Sadly, those shocked looks only increased over time. As I grew up and the babies kept coming, I noticed something else -- a sad, worn out look in the moms' eyes, anger toward their children they couldn't control, a certain resignation they couldn't explain. Yes, this is all there is...for me. More and more, I began to hear about these young mothers, these friends of mine, getting rid of boyfriends and baby daddies that cannot support them, the strain of the life they chose breaking them day by day. As their children get older, they begin to exhibit that same anger at the world.

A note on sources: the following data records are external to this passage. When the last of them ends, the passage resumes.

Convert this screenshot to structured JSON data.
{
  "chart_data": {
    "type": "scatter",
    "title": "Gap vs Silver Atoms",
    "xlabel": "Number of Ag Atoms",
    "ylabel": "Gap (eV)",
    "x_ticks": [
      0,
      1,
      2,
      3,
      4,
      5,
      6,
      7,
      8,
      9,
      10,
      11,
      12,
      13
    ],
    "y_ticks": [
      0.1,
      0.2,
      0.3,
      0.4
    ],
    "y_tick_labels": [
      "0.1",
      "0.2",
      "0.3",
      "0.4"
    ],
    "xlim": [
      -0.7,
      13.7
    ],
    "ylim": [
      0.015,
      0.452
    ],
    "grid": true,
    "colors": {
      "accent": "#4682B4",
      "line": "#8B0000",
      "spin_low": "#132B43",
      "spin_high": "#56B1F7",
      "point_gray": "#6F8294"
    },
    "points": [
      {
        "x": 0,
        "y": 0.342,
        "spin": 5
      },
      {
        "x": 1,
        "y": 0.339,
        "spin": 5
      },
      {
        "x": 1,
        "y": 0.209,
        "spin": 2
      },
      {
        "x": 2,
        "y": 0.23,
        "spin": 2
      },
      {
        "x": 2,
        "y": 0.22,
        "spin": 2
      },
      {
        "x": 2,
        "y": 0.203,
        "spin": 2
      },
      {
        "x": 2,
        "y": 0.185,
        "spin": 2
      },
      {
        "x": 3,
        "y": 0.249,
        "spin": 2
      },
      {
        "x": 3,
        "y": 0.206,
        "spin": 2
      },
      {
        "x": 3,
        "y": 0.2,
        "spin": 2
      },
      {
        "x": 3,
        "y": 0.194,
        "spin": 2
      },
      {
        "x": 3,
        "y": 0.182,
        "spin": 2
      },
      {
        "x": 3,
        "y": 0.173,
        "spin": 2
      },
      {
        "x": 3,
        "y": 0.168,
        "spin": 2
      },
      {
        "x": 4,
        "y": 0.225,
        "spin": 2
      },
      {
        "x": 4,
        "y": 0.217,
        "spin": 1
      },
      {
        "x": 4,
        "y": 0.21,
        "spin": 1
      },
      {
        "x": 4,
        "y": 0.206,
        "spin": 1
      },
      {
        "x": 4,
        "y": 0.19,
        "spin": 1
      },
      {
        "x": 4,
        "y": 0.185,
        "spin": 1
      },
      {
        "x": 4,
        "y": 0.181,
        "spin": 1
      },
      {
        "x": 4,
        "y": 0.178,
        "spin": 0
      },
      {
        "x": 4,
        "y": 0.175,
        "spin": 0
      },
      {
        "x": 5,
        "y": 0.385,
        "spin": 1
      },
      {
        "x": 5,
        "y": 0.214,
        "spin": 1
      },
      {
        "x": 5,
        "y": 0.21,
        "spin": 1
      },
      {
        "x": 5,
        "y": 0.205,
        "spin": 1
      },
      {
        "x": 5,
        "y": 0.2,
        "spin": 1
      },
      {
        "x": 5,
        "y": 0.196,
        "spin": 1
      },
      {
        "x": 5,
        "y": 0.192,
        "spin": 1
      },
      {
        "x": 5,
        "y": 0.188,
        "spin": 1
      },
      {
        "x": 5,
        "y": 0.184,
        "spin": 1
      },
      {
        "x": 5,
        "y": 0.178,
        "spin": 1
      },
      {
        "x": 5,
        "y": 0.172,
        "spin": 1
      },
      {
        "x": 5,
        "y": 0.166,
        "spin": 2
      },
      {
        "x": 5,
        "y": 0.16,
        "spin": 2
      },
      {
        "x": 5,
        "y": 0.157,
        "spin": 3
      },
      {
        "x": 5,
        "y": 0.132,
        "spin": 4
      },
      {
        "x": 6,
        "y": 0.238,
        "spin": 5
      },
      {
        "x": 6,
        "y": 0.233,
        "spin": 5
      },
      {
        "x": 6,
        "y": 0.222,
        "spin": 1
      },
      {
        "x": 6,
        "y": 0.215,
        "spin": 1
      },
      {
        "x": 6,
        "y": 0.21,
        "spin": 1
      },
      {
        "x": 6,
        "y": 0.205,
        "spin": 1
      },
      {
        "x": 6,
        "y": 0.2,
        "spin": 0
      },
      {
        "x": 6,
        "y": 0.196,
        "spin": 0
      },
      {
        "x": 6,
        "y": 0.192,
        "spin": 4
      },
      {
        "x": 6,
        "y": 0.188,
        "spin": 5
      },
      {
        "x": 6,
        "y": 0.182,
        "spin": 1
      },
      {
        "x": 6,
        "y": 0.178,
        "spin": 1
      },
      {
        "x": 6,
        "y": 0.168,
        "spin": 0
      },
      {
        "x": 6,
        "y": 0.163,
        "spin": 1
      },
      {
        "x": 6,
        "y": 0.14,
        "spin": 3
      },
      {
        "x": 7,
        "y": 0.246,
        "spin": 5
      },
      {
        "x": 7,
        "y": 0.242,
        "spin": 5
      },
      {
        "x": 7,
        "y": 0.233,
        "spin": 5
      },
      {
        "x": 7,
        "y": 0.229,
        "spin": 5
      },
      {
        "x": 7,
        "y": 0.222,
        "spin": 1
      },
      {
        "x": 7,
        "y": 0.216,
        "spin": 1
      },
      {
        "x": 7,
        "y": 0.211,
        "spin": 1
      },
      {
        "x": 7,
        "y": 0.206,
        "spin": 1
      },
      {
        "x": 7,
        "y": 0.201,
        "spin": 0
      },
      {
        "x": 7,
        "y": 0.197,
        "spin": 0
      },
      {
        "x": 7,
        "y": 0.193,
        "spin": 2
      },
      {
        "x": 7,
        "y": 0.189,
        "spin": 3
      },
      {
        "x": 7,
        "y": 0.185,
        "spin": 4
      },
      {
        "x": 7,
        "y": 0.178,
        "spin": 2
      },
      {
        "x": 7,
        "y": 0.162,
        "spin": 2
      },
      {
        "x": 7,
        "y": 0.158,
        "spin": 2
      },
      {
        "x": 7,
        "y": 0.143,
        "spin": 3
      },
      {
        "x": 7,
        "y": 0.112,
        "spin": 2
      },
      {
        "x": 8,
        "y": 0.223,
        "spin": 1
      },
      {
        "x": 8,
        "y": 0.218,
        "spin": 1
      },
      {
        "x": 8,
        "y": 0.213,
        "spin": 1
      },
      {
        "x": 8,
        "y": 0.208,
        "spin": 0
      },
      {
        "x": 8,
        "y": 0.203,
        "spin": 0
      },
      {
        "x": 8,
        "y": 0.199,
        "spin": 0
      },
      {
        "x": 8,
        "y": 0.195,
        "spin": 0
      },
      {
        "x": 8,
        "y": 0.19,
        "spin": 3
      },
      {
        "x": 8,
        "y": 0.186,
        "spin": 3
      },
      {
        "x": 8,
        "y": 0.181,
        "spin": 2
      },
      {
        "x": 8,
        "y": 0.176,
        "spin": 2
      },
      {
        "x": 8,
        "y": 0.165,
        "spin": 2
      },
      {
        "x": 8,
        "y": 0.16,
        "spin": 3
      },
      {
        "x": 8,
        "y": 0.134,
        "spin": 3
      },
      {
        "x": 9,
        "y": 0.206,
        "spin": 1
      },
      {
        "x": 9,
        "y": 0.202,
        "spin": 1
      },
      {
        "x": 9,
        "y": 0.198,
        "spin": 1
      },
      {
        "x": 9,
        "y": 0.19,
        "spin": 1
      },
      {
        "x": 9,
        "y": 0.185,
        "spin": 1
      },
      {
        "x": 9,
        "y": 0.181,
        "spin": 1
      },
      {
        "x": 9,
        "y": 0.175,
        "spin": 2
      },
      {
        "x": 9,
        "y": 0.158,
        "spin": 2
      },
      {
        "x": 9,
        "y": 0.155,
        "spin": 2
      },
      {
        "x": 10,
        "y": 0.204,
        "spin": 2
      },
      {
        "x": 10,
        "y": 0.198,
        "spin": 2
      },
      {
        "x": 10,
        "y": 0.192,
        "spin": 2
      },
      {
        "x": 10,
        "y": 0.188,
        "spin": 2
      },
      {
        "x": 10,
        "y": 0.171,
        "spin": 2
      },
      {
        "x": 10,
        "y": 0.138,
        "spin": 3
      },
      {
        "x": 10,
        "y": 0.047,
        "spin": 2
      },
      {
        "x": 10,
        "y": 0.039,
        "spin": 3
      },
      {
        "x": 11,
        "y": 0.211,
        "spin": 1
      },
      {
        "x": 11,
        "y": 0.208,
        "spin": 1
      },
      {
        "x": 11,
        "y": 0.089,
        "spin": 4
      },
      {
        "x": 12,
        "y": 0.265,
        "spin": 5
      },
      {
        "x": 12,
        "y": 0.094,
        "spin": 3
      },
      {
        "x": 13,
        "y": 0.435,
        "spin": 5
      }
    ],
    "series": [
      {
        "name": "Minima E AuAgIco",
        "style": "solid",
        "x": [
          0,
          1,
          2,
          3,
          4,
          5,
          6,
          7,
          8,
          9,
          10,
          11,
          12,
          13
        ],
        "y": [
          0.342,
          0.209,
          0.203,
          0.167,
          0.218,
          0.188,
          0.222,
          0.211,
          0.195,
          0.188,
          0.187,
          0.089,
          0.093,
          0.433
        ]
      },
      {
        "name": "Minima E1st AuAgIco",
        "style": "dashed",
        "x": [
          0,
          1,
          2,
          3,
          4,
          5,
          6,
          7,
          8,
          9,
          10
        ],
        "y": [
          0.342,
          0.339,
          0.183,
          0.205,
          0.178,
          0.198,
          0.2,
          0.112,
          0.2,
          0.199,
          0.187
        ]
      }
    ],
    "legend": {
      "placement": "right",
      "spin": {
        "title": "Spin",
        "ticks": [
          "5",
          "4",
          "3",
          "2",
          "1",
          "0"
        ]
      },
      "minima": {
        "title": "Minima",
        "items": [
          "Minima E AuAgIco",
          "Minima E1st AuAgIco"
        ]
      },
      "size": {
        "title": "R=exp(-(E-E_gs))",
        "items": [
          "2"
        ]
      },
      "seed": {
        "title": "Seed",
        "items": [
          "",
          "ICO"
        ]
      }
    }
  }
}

Yeah, yeah, yeah, it's very easy to dismiss this as the same ghetto tragedy that's played out all over the world every single day. But amongst my college peeps, I've noticed a parallel phenomenon: the ever-dreaded wedding invite. Not that would ever begrudge my friends their happiness, but the fact that some of my peeps seem to have gotten their shit together serves as a constant reminder that I haven't, at least not in the traditional sense. I see way too many people who sacrificed for the educations they assumed would grant them an instant ticket to the good life start to wear those same looks of resignation as they realize that piece of paper cannot shield them from life's curveballs. As bills pile up, friends and family fall by the wayside and hearts break again and again, I can almost see the questions swirl in their heads: What was all this shit for? Why can't I get it together? Where the fuck is my happy ending?

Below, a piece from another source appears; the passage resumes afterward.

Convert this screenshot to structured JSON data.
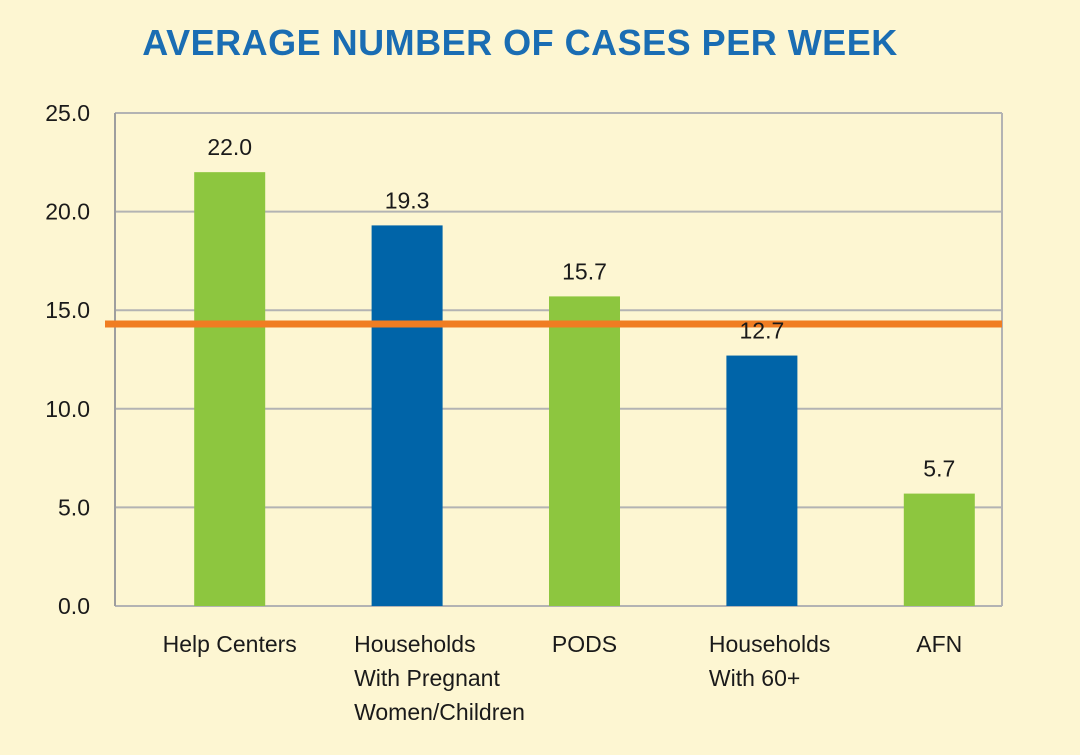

That's the thing about happy endings, I've realized: They only appear in fairy tales. They're something to aim for and maybe even dream about, but they're also fucking fiction. I'm about to turn thirty very soon, and while you won't be able to float a raft with my tears, the occasion has managed to light a fire under my ass. It time to take stock and focus on the life I was meant to have...which I know bears no resemblance to the life I thought I'd have, or to the life my parents expected me to have. I've only started to realize that's something to be proud of. Of course, that means that my life won't be tied up in a pretty little bow, but my autobiography is going to kick ass!